Выбрать главу

И Кожинов, и Аверинцев выводят читателя на просторы "большого времени". Теория литературы, особенно обращение к категориям сюжета и жанра, становится основой для оформления собственной философии. На этом пути есть свои закономерности. Присутствие "большого времени" не оставляет шансов на успокоение в узкой специализации, на превращение литературоведения в станок по написанию статей, сохраняющихся лишь в обязательных отчётах о научной деятельности. И Кожинов, и Аверинцев начинают с поэтики литературы. Далее пути расходятся. Из поэтики Аверинцев находит выход в богословие: в конце жизни произносит церковные проповеди, его последняя работа – перевод синоптических Евангелий и комментарий к ним. Кожинов оставляет теорию литературы ради историософии. Стоит зайти на интернет- сайты, посвящённые Кожинову, чтобы убедиться: всем интересен Кожинов как автор работ об истории России; теоретические и критические труды (к нашему большому сожалению!) не так популярны. Это относится и к Аверинцеву: статью "Греческая "литература" и ближневосточная "словесность" в интернете найти не удалось.

Читая работы Аверинцева, мы видим, как христианство – прежде всего, священные книги Ветхого и Нового Завета, а также тексты, ставшие основой Священного Предания, – предстает как словесность, доступная для филологического изучения, более того, требующая такого подхода для укрепления веры и согласования её с разумом.

Читая Кожинова, мы знакомимся с другим методом: словесность и история – "Дон Кихот" и романы Достоевского, стихи Тютчева, поэмы Кузнецова и события национального прошлого – предстают христианством в совершенных образах литературы и истории. Аверинцев идёт от религиозных первоисточников, показывая их художественную красоту, привлекая читателя к православной традиции гармонией и сюжетным совершенством библейских и византийских текстов. Кожинов работает с материалом менее благополучным – с романами и стихами, войнами и революциями, показывая действие законов, сближающих с христианским знанием о мире и человеке.

В обоих случаях перед нами пути, которые могут показаться опасными тем, кто превыше всего дорожит религиозной "буквой", считая, что сохранение ритуала – самый надежный способ сбережения Бога как в мире внешнем, так и в мире внутреннем.

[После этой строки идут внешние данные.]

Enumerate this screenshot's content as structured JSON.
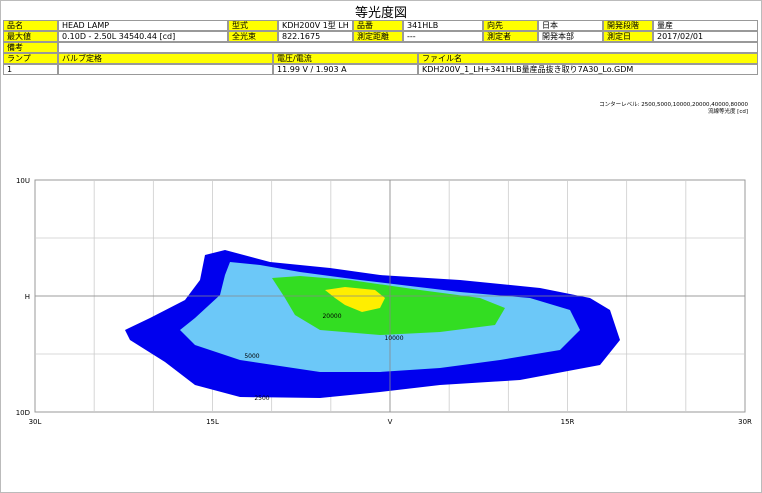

Драматизм всегда нарастает там, где христианин переходит от цитирования библейских первоисточников и произнесения Символа веры к свободному слову о судьбе человека, о смысле его присутствия в мире, в котором цитированием и строгим соблюдением ритуала ограничиться не удается.

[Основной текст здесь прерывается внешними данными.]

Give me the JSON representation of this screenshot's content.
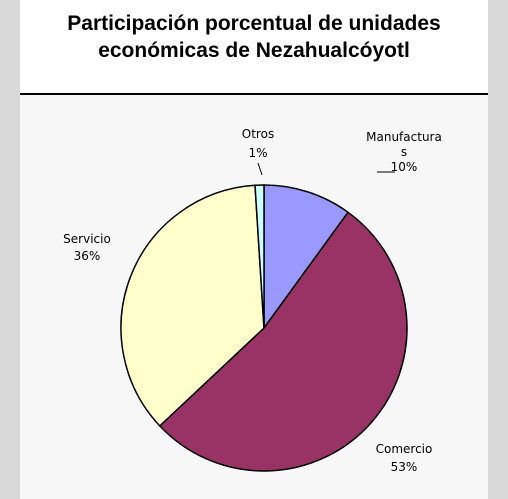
{
  "chart_data": {
    "type": "pie",
    "title_lines": [
      "Participación porcentual de unidades",
      "económicas de Nezahualcóyotl"
    ],
    "slices": [
      {
        "name": "Manufactura",
        "label_lines": [
          "Manufactura",
          "s",
          "10%"
        ],
        "value": 10,
        "color": "#9999ff"
      },
      {
        "name": "Comercio",
        "label_lines": [
          "Comercio",
          "53%"
        ],
        "value": 53,
        "color": "#993366"
      },
      {
        "name": "Servicio",
        "label_lines": [
          "Servicio",
          "36%"
        ],
        "value": 36,
        "color": "#ffffcc"
      },
      {
        "name": "Otros",
        "label_lines": [
          "Otros",
          "1%"
        ],
        "value": 1,
        "color": "#ccffff"
      }
    ]
  }
}
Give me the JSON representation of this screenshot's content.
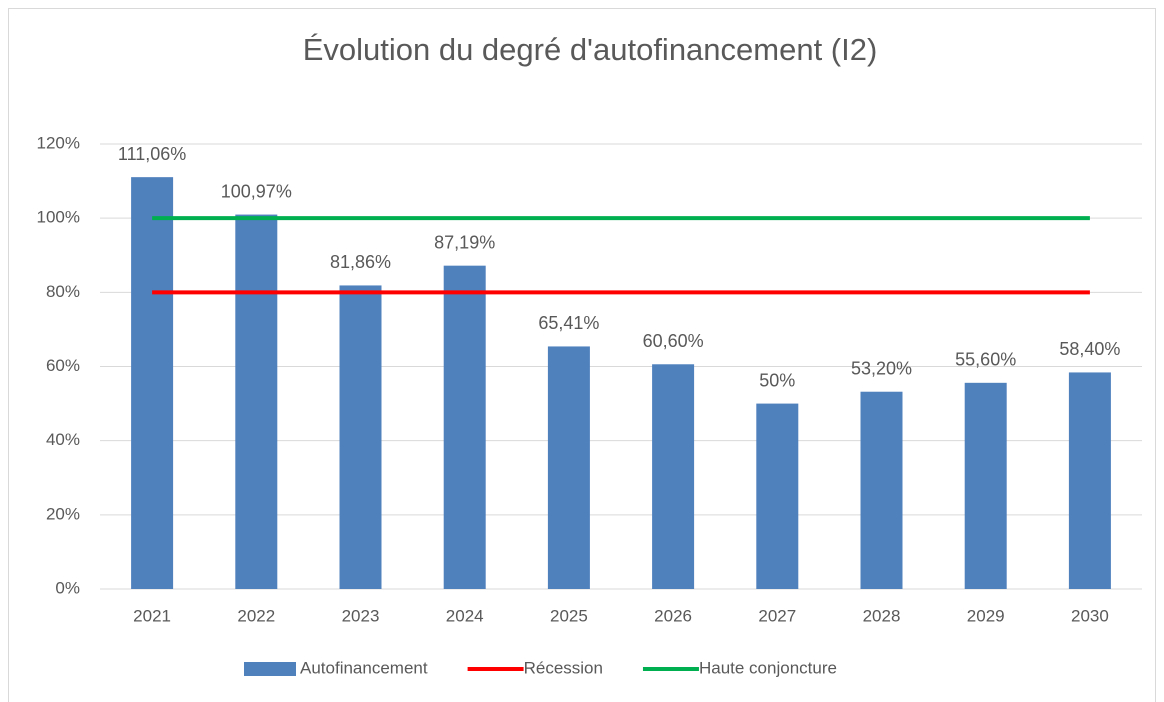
{
  "chart_data": {
    "type": "bar",
    "title": "Évolution du degré d'autofinancement (I2)",
    "categories": [
      "2021",
      "2022",
      "2023",
      "2024",
      "2025",
      "2026",
      "2027",
      "2028",
      "2029",
      "2030"
    ],
    "series": [
      {
        "name": "Autofinancement",
        "type": "bar",
        "color": "#4f81bd",
        "values": [
          111.06,
          100.97,
          81.86,
          87.19,
          65.41,
          60.6,
          50,
          53.2,
          55.6,
          58.4
        ],
        "value_labels": [
          "111,06%",
          "100,97%",
          "81,86%",
          "87,19%",
          "65,41%",
          "60,60%",
          "50%",
          "53,20%",
          "55,60%",
          "58,40%"
        ]
      },
      {
        "name": "Récession",
        "type": "line",
        "color": "#ff0000",
        "values": [
          80,
          80,
          80,
          80,
          80,
          80,
          80,
          80,
          80,
          80
        ]
      },
      {
        "name": "Haute conjoncture",
        "type": "line",
        "color": "#00b050",
        "values": [
          100,
          100,
          100,
          100,
          100,
          100,
          100,
          100,
          100,
          100
        ]
      }
    ],
    "ylim": [
      0,
      120
    ],
    "yticks": [
      {
        "value": 0,
        "label": "0%"
      },
      {
        "value": 20,
        "label": "20%"
      },
      {
        "value": 40,
        "label": "40%"
      },
      {
        "value": 60,
        "label": "60%"
      },
      {
        "value": 80,
        "label": "80%"
      },
      {
        "value": 100,
        "label": "100%"
      },
      {
        "value": 120,
        "label": "120%"
      }
    ],
    "grid": true,
    "legend": "bottom"
  }
}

Когда филология совершает касание религии, богословский разум сразу же встает на защиту, опасаясь ереси, скрывающейся в красивой риторике. Ведь можно, читая Аверинцева, спросить себя не без опаски: а почему христианство предстаёт здесь не религией с необходимой моральной нормативностью, а поэтикой, распыляющей определенность? Ведь даже А.Ф. Лосев – свободный из свободных – восклицал: "Только зачем Аверинцев занимается такими пустяками, как поэтика?" Читая Кожинова, можно удивиться тому, как понимание религии значительно усложняется в историософии автора, в его стремлении увидеть "русского Христа", снова и снова переживающего русскую трагедию.